Is it possible for $\nabla f=y\mathbf{i}-x\mathbf{j}$

Question

is it possible for a function $f(x,y)$ satisfying $\nabla f=y\mathbf{i}-x\mathbf{j}$ ?

Since $\frac{\partial^2 f}{\partial x\partial y}=-1$ and $\frac{\partial^2 f}{\partial y\partial x}=1$, thus $f$ should be singular.

I find a similar answer in wikipedia "Symmetry of second derivatives",

$f(x,y)=\frac{xy(x^2-y^2)}{x^2+y^2}$ for $(x,y)\ne(0,0)$ and $f(x,y)=0$ for $(x,y)=(0,0)$, however, this function just satisfies at $(x,y)=(0,0)$.

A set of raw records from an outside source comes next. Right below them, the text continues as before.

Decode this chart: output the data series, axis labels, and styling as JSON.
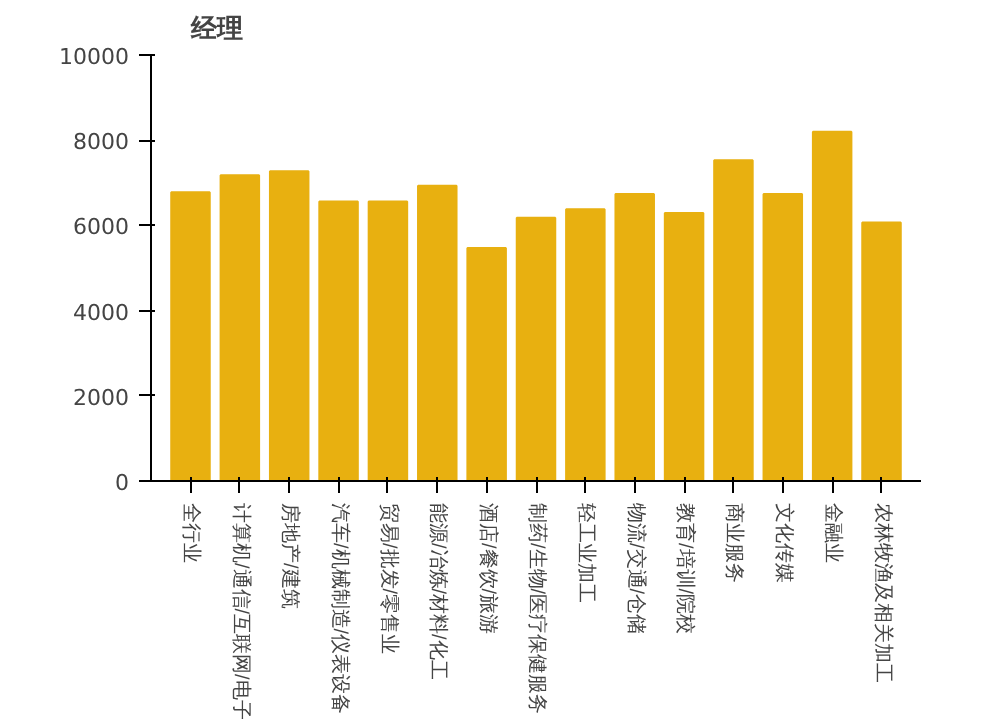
{
  "chart_data": {
    "type": "bar",
    "title": "经理",
    "categories": [
      "全行业",
      "计算机/通信/互联网/电子",
      "房地产/建筑",
      "汽车/机械制造/仪表设备",
      "贸易/批发/零售业",
      "能源/冶炼/材料/化工",
      "酒店/餐饮/旅游",
      "制药/生物/医疗保健服务",
      "轻工业加工",
      "物流/交通/仓储",
      "教育/培训/院校",
      "商业服务",
      "文化传媒",
      "金融业",
      "农林牧渔及相关加工"
    ],
    "values": [
      6780,
      7180,
      7270,
      6560,
      6560,
      6930,
      5470,
      6180,
      6380,
      6740,
      6290,
      7530,
      6740,
      8200,
      6070
    ],
    "color": "#e8b010",
    "ylim": [
      0,
      10000
    ],
    "yticks": [
      0,
      2000,
      4000,
      6000,
      8000,
      10000
    ],
    "grid": false
  }
}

Does anybody know a function satisfies the condition in the whole variables domain?

Answer 1

You're requiring:

$f_x=y$ and $f_y=-x$

This requires

$f=xy+A(y)$ and $f=-xy+B(x)$

which implies $2xy=B(x)-A(y)$. Try and show this is impossible (remember, no y can appear in B and no x can appear in y). Try and consider some arbitrary function of x while holding y constant, then changing the constant.

Now no one says $f$ has to be twice continuously differentiable, so the symmetry of the second derivative doesn't have to hold, but the above already rules a function like this out.